Interact with an iframe
"Fill in the embedded form inside the iframe"
The agent will:
dev browser snapshot dev browser frame select "iframe#payment" dev browser snapshot dev browser fill "@e2" "4242424242424242" dev browser fill "@e3" "12/28" dev browser click "@e4" dev browser frame main
Monitor for errors
"Reload the page and check if there are any console errors"
The agent will:
dev browser reload dev browser wait load dev browser console errors dev browser errors list
Customizing the Skill
You can tailor the skill to your project by adding project-specific instructions at the end of the file:
## Project-Specific Notes - Dev server runs on port 5173 (Vite) - Login credentials for testing: user@test.com / test1234 - The app uses React Router, so always `wait url` after navigation - Use `data-testid` attributes for targeting — run `find testid "submit-btn"` instead of CSS selectors
Scope Options
| Location | Who gets it | Best for |
|---|---|---|
.claude/skills/browser/SKILL.md | Any agent in this project | Project-specific browser testing |
~/.claude/skills/browser/SKILL.md | Any agent on your machine | All your projects |
URL: https://agentastic.dev/skills/browser.md | Any agent you share it with | Quick setup, always up-to-date |
For most users, the project-level skill (.claude/skills/browser/) is the right choice — it's checked into git and shared with the team.
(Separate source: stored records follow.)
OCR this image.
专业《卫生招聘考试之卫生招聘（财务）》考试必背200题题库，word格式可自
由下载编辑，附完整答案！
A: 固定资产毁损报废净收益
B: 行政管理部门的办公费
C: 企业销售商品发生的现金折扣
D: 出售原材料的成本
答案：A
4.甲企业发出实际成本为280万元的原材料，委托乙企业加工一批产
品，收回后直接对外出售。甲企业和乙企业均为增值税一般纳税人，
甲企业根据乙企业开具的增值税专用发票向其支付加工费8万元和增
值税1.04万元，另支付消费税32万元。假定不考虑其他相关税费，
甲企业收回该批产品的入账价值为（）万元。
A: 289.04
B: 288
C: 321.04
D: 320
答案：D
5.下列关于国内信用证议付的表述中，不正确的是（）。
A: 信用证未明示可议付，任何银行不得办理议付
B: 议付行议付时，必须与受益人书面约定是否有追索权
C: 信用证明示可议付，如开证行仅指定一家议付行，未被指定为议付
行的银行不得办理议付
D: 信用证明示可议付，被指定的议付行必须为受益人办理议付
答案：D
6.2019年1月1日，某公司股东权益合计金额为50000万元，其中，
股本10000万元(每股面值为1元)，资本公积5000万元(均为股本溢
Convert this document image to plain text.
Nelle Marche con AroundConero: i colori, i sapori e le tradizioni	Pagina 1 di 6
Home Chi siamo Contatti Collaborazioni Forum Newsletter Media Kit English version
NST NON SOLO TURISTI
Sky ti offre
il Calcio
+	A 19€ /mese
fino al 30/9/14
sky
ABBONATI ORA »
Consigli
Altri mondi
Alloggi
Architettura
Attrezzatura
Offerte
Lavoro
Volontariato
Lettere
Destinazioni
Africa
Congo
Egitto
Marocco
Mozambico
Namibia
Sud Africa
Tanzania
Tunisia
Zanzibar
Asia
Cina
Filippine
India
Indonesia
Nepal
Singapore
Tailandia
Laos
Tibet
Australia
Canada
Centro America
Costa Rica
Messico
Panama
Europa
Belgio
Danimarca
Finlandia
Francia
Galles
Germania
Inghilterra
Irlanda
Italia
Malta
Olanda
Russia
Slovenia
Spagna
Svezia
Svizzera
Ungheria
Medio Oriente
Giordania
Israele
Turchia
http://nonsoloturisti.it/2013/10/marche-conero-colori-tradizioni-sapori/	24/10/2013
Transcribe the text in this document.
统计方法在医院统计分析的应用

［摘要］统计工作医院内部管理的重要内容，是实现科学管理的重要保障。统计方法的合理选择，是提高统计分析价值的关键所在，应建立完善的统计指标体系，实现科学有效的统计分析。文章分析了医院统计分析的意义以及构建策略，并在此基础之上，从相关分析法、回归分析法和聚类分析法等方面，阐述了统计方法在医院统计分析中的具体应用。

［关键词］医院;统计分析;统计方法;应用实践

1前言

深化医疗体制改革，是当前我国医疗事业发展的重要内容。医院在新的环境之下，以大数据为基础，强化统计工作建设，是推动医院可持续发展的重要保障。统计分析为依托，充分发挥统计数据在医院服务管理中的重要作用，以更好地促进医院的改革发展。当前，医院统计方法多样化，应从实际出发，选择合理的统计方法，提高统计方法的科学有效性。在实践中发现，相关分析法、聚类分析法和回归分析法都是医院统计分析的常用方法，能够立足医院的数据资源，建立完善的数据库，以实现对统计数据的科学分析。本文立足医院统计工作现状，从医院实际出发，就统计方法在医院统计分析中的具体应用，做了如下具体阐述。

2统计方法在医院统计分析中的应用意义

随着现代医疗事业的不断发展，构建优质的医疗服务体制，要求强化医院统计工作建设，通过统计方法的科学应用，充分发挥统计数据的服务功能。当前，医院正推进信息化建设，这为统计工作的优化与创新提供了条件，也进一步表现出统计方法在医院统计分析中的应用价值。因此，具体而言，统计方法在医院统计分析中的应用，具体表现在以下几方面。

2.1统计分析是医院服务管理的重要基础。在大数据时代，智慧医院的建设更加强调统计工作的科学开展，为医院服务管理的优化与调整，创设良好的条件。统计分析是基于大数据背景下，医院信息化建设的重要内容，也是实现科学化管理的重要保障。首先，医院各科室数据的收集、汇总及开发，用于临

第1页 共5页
Use the URL when you want to quickly give an agent browser capabilities without committing files.
Compatibility
The browser skill works with any agent that supports the skill file format:
- Claude Code — Full support (auto-discovery, auto-invocation)
- Other agents — Can read the skill file as context (via the URL), but may need manual
dev browsercommand usage
The dev browser commands themselves work from any terminal session inside Agentastic, regardless of which agent is running.